En outre, les articles 5 et 8 de la Charte permettent à chaque partie de chasser ou de combattre les rebelles et les terroristes cherchant refuge sur son territoire. Cette alliance renforcée entre le Mali, le Burkina Faso et le Niger peut être perçue comme une étape décisive pour la sécurité et la défense des populations de la région des “Trois frontières”.

– Impact sur d’autres institutions régionales

Les objectifs proclamés de l’Alliance des États du Sahel (AES) vont au-delà de la sécurité. Les trois pays signataires ont exprimé leur volonté de promouvoir “l’indépendance, la dignité et l’émancipation économique”. Cette position soulève des questions sur la création éventuelle de nouvelles institutions, notamment monétaires, susceptibles d’influencer les réformes au sein de l’Union économique et monétaire ouest-africaine (UEMOA), qui regroupe huit pays partageant la monnaie commune FCFA.

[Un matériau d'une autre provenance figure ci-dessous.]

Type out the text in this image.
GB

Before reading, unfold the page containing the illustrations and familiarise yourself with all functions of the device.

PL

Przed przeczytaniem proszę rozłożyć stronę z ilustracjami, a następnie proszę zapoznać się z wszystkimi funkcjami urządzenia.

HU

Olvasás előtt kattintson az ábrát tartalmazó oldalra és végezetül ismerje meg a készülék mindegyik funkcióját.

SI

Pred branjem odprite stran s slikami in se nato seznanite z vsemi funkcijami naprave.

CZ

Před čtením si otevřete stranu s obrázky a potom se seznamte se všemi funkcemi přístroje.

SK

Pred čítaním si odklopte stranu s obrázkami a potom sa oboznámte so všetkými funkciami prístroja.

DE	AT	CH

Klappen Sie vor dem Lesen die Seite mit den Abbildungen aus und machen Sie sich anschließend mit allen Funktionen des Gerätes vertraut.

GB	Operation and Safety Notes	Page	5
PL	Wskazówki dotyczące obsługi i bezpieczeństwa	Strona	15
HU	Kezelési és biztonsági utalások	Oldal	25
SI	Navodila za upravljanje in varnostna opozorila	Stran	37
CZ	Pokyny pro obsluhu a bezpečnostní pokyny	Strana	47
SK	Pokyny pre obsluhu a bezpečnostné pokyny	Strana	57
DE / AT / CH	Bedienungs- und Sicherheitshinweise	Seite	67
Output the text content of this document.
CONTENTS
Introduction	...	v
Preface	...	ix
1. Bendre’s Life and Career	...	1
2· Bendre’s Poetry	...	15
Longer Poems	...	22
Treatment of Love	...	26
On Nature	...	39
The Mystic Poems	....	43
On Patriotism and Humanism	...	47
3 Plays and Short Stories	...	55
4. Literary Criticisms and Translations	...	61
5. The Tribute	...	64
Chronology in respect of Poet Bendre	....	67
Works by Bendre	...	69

La Charte de l’Alliance précise également l’engagement des trois pays à “défendre leur unité nationale et l’intégrité de leurs États” en mutualisant leurs actions militaires contre le terrorisme et d’autres menaces sécuritaires. Cette coopération renforcée vise à faire face ensemble aux multiples défis auxquels ces États sont confrontés.

Par ailleurs, la France, dont les relations se sont tendues avec ces trois pays, pourrait être perçue comme une menace potentielle. Des rapports ont révélé d’importantes sommes d’argent versées par la France, ainsi que par d’autres pays européens, en rançons versées à Al-Qaïda depuis 2008, alimentant ainsi indirectement le terrorisme au Sahel.

La Charte du Liptako-Gourma prévoit également que les trois pays se protègent mutuellement, notamment en ce qui concerne leurs frontières. Leurs armées auront la possibilité d’opérer dans l’ensemble de cet espace, en particulier dans la poursuite des terroristes au-delà des frontières.

Cependant, il est à noter que les trois pays se sont engagés à ne pas mettre en place de blocus économique, contrairement à la Communauté économique des États de l’Afrique de l’Ouest (CEDEAO), qui a imposé des sanctions économiques après les récents coups d’État dans la région sahélienne.

La Charte de l’Alliance évoque également la création d’organes destinés à mettre en œuvre ses dispositions. Il est possible que ces organes couvrent des domaines tels que l’économie, la culture, la politique et les affaires sociales, ce qui pourrait accélérer les réformes dans les institutions régionales œuvrant dans ces domaines.

De plus, l’article 10 de la Charte précise que le financement de l’Alliance des États du Sahel se fera principalement par les trois pays signataires. Cependant, compte tenu de leur dépendance à l’égard de la France en tant que pays émetteur de la monnaie FCFA, il est plausible de se demander si cela pourrait annoncer la création future d’une monnaie commune entre ces trois États.

L’article 11 de la Charte encourage également l’intégration de nouveaux membres partageant des critères culturels et idéologiques similaires. Il reste à voir qui pourrait rejoindre l’Alliance des États du Sahel (AES) dans le futur.